Maria Steinbrück

vor 17 Tagen

7 Min. Lesedauer

Wie es sich anfühlt zu scheitern

Wie es sich anfühlt zu scheitern

Gastartikel | Wenn man mit seinem Unternehmen scheitert, ist das schmerzhaft. Was ist es für ein Gefühl zu Scheitern und wie geht man mit dem Scheitern am besten um? Das erzählt uns Maria Steinbrück in ihrem Gastbeitrag.

(Symbolbild)

Verena Pausder antwortete auf die Frage auf der Female Future in München, was sie bezüglich Scheitern empfehlen kann, dass sie nach 25 erfolgreichen Jahren die Falsche ist, um diese Frage zu beantworten.
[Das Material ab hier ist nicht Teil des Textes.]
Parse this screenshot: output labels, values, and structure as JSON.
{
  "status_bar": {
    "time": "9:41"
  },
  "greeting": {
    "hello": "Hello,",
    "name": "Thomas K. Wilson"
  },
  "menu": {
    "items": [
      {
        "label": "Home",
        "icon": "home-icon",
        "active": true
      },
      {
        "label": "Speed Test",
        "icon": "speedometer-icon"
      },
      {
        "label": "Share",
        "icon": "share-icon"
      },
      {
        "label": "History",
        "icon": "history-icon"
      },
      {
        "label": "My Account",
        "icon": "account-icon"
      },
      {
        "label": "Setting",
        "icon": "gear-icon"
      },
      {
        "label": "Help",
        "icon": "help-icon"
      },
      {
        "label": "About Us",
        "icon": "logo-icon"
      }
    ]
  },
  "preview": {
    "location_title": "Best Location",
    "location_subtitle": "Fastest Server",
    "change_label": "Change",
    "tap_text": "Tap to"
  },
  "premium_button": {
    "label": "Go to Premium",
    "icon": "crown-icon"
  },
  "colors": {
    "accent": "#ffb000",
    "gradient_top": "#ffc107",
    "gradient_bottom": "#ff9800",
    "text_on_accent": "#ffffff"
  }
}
Man sollte lieber jemanden fragen, der gerade gescheitert ist.

Ich spüre das Scheitern in der Brust. Es ist eine Enge, die mich manchmal kaum atmen lässt. Die mir Angst macht.

Ich melde mich freiwillig. Denn ich scheitere gerade. Nicht im romantisierten Sinne á la scheitere dich zum Erfolg. Sondern wahrhaftig und ganz real. Man sagt, dass jeder in einer anderen Körperregion Trauer, Wut und Schmerz spürt. Ich spüre das Scheitern in der Brust. Es ist eine Enge, die mich manchmal kaum atmen lässt. Die mir Angst macht. Noch mehr als ich sie eh schon habe.

Ich stecke mittendrin. In den nächsten Wochen klärt sich mit welchem Ausmaß ich gescheitert bin. Was das für mein zukünftiges Leben, für die nächsten zehn Jahre wahrscheinlich, heißt.

Doch starten wir gern ganz vorn.

Ich habe zwei Unternehmen. Einmal bin ich zertifizierter Coach für Mindset und Identity Work. Das habe ich 2019 gegründet und 2021 erst so richtig gestartet. Das läuft. Auch nicht linear nach oben, aber es zahlt mein Essen und meine Miete.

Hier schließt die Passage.